Eye90 microspheres are tiny beads made from an inorganic material that can be seen clearly in medical imaging. They are delivered through a thin tube, or catheter, into blood vessels that feed a tumour in the liver. Once in place, the beads serve two purposes: they block the tumour’s blood supply and deliver radiation directly to cancer cells.

This approach, known as radioembolization, allows doctors to target tumours more precisely than conventional radiation therapy, which exposes larger areas of the body. By concentrating treatment within the tumour, the technique is intended to reduce damage to surrounding healthy tissue.

ABK Biomedical said the new funding will also help expand its manufacturing and supply chain operations in preparation for possible commercialization, depending on regulatory approval. Eye90 microspheres remain an investigational product and are not yet approved for general clinical use.

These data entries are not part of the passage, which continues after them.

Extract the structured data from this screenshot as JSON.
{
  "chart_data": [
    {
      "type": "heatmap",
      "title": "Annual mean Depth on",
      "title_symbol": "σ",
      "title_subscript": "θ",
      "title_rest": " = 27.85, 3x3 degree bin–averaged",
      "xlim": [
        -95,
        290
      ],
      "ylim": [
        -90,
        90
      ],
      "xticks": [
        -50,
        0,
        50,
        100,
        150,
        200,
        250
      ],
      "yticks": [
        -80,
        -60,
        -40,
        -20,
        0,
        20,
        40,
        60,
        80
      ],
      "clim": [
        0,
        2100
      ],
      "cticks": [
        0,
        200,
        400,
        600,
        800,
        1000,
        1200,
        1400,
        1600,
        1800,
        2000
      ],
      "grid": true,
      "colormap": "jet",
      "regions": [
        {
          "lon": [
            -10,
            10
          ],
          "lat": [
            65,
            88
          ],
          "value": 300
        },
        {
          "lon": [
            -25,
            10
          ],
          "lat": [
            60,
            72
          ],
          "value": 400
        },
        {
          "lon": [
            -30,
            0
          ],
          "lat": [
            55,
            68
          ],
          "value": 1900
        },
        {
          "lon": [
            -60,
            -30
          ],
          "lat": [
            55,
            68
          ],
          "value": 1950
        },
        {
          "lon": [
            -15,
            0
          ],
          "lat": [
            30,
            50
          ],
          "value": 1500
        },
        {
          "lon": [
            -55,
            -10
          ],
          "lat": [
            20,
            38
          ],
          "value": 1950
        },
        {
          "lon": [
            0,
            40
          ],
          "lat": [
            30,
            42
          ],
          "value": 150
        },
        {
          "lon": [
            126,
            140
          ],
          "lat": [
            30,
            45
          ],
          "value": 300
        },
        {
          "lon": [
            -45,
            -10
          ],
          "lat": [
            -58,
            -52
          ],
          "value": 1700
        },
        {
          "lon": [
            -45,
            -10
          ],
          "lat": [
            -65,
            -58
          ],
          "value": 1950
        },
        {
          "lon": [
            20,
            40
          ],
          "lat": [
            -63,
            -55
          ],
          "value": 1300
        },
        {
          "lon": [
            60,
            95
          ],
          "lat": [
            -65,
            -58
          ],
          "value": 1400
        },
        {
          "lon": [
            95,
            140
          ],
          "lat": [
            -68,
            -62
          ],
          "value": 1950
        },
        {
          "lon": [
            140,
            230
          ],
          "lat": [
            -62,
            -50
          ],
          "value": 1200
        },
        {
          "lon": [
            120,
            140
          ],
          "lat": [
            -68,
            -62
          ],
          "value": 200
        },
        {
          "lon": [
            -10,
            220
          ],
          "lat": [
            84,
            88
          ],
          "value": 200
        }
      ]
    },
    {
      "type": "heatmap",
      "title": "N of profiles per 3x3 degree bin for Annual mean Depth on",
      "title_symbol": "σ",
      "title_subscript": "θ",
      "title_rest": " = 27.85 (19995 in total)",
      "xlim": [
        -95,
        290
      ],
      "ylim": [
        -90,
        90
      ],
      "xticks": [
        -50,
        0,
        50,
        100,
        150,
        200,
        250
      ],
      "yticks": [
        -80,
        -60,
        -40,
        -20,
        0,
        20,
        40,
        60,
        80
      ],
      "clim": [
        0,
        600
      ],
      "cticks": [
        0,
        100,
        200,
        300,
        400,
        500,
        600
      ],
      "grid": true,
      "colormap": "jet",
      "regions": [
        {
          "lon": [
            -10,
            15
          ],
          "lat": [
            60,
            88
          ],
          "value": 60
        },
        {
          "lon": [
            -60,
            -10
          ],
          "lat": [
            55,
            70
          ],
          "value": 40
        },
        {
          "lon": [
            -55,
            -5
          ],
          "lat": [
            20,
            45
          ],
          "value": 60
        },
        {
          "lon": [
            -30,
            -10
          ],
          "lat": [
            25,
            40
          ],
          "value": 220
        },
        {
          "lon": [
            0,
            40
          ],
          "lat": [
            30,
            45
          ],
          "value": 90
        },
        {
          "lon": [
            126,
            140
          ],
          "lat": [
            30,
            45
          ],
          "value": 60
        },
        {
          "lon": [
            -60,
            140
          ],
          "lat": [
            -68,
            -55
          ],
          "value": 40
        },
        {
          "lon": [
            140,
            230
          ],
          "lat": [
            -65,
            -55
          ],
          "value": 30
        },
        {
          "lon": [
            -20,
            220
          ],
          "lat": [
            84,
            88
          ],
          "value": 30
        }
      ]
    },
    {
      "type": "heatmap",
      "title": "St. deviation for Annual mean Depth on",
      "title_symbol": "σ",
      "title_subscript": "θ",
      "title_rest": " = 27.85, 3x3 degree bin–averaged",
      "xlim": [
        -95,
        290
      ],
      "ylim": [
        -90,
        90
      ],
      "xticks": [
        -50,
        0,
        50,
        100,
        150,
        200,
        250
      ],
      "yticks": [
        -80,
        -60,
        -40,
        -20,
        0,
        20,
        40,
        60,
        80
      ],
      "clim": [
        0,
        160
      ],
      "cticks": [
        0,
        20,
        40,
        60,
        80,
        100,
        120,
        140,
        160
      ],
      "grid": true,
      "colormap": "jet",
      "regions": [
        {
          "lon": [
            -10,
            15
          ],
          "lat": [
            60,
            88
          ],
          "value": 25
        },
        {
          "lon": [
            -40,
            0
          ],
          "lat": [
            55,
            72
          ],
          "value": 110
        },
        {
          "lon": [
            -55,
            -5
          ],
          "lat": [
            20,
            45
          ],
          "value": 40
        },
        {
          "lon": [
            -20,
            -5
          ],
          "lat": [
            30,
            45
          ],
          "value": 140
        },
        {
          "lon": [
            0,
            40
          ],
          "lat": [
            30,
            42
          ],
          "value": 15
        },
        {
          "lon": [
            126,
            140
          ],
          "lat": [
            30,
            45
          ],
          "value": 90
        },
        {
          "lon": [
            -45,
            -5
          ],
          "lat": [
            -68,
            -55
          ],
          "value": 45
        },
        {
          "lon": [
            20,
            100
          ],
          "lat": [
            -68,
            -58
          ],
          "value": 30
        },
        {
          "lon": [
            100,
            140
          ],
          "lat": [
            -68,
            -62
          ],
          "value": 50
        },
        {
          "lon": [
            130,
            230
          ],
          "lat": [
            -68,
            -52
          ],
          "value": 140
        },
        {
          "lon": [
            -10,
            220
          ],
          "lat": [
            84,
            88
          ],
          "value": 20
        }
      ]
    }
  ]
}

ABK was founded in 2012 by a team of Dalhousie University researchers Robert Abraham, MD, Daniel Boyd, and Sharon Kehoe. It now operates its own research, development and manufacturing facilities and holds intellectual property related to the microspheres and their delivery systems.

It is also the flagship for a cluster of companies associated with its founders that includes IR Scientific and ClearDynamic.

“Our ABK team is a best-in-class organization and continues to achieve our product development goals for our embolic platforms while executing our FDA IDE pivotal trial,” said CEO Mike Mangano. “Our Route90 PIs, investigators, and research support staff are conducting the study with exceptional rigor, in what we feel will be one of the most robust data sets ever completed within the Interventional Oncology subspecialty.”